I am trying to use an TI UA741 opamp and supply it with +12 VDC and -12 VDC. To obtain -12 VDC, i configure the power supply like i have shown below on the picture. Can i get -12 VDC (V2 on Figure 1 that i connected the circuit without any regulator)using this configuration in real life? I am also using a negative voltage regulator L7912CV. I have shown how i intented to design with regulator in Figure 2 that i have roughly shown without peripheral resistors or capacitors. If you share your comments i will be happy. You can advise any other methods to achieve negative voltage. I am just trying to clutch the logic. Thank you.

Figure 1:

enter image description here

Figure 2:

enter image description here

  • \$\begingroup\$ Where is the GND connection of the 7912? \$\endgroup\$
    – Batuu
    Jul 19, 2017 at 14:54
  • \$\begingroup\$ It will be connected to circuit's ground, i just visualized what i want to do roughly. \$\endgroup\$
    – layout789
    Jul 19, 2017 at 14:57
  • \$\begingroup\$ I don't recognize the pin out on the 8 pin device shown in yellow on your 2nd circuit. \$\endgroup\$
    – Andy aka
    Jul 19, 2017 at 14:59
  • \$\begingroup\$ Pin numbers are not important i have updated the picture. \$\endgroup\$
    – layout789
    Jul 19, 2017 at 15:10
  • 1
    \$\begingroup\$ If your design is meant to solve a real problem (not an academic exercise) please read Reasons not to use a 741 op-amp? before you continue. \$\endgroup\$
    – The Photon
    Jul 19, 2017 at 16:03

1 Answer 1


Theoretically that will work, but only if V2 is a floating (isolated) supply. Many power supplies are actually referenced to the protective earth AKA 3rd prong. These would not obviously work.

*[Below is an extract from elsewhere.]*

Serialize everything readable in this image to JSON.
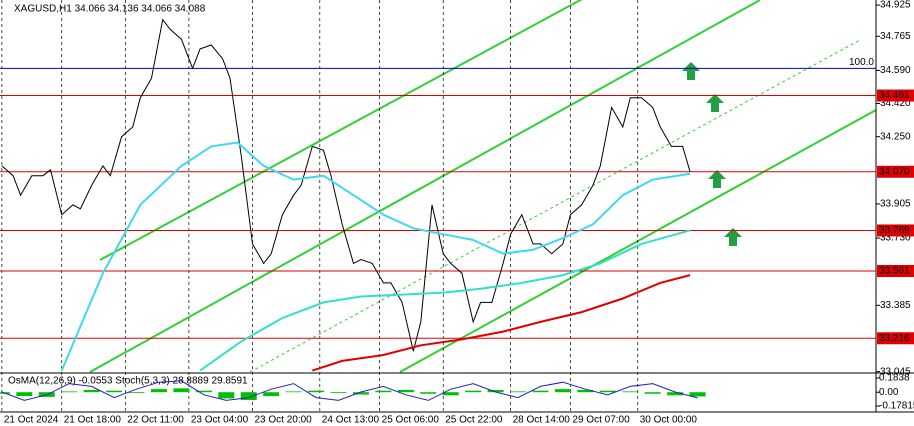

For an easy way to generate -12V from +12V, you can use a buck-boost SMPS circuit. TI SLYT286 shows how to use a common buck-converter in an inverting buck-boost configuration. Do note that this will effectively double the voltage so you need something that's OK with 24VDC input. You can obviously use a dedicated buck-boost converter but for actual product designs it's beneficial to use same parts if you can.


If you really want to get fancy, you can do +/- output SMPS circuit using a common mode choke but that's a bit beyond the scope here.